Da Obama a Obama, il declino e la maschera di Ida Dominijanni-Il Manifesto

Non sappiamo se nel tempismo di monsignor Crociata ci sia più un omaggio alla virtù illibata di Santa Maria Goretti o un intervento a gamba tesa sui vizi impenitenti di Silvio Berlusconi alla vigilia del G8. Fatto sta che il giudizio del segretario della Cei sul «libertinaggio gaio e irresponsabile che invera la parola lussuria» e non è rubricabile sotto la voce «affari privati» sembra non ammettere retromarce.

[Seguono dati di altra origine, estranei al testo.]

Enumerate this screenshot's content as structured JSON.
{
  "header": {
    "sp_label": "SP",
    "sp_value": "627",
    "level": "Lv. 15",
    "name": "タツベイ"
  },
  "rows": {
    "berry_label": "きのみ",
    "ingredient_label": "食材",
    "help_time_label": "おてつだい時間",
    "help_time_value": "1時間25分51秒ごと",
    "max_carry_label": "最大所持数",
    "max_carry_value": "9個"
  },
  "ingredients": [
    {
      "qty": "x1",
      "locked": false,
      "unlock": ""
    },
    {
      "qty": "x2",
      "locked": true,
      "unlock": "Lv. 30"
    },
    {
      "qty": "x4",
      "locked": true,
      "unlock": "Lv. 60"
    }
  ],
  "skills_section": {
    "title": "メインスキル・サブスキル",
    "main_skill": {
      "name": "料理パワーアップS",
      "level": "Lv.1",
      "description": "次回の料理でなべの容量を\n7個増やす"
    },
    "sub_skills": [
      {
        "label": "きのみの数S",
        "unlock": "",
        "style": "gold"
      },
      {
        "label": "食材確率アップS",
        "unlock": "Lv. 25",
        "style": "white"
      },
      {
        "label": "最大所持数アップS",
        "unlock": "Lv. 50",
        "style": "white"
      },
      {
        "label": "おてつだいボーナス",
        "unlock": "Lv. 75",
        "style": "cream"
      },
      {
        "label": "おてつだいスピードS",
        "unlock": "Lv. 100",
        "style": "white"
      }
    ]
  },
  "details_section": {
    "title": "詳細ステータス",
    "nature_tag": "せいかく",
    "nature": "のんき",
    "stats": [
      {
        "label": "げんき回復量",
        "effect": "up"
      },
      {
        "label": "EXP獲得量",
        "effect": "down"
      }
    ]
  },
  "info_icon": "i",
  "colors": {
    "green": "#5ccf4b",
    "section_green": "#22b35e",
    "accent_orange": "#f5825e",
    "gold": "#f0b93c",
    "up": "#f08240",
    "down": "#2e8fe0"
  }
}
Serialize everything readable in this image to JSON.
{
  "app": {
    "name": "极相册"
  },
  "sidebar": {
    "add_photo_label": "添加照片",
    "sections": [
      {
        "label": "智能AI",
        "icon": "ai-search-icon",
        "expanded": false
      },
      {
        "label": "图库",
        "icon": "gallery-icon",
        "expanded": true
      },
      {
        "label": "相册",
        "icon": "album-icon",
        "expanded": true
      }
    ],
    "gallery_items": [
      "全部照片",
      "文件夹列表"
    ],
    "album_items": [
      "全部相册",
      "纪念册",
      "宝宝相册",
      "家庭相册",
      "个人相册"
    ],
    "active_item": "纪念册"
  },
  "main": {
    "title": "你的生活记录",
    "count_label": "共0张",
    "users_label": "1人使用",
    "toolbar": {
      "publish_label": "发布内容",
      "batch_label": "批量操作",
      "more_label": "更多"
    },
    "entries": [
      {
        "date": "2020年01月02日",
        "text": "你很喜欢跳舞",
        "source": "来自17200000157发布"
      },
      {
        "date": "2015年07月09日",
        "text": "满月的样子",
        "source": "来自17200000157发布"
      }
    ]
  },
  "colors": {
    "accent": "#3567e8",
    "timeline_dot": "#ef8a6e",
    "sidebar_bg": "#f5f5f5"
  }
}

Se si somma questo giudizio a quello espresso domenica sera alla festa del Pd da Massimo D’Alema, sull’«eccessivo ritegno» avuto dal suo partito a denunciare «un’esibizione di volgarità che quando viene da alte cariche istituzionali è un fatto inequivocabilmente pubblico», è lapalissiano che il cerchio magico di autoprotezione del premier si è spezzato. Quel cerchio era imbastito sulla base dell’impresentabile argomento della tutela della sua privacy violata. Ma ormai è chiaro a tutti che di privato la sua politica della sessualità non ha proprio niente. Ed è rimasto solo lui con i suoi più fedeli velini a pensare di poter sostenere che le prossime foto in libera uscita all’estero sui fasti e i festini di Villa Certosa siano un «fotomontaggio» intrusivo della sua intimità, e non una ulteriore prova del «sistema di intrattenimento dell’imperatore» denunciato due mesi orsono da sua moglie.

Mentre minaccia la stampa internazionale come ha fatto fin qui con quella nazionale, Berlusconi ostenta, come al suo solito, una sicurezza pari alla fragilità su cui traballa. Lui è «il più esperto» fra i leader che si incontreranno all’Aquila, lui sa come infondere fiducia per uscire dalla crisi, lui sa come si sta vicino a chi perde il posto di lavoro, lui sa come soccorrere i paesi africani che finora hanno avuto nella sua agenda un rilievo pari a zero, lui può esibire al G8 «un bel biglietto da visita» per via del suo cruciale ruolo sulla crisi in Georgia e sui rapporti Usa-Russia.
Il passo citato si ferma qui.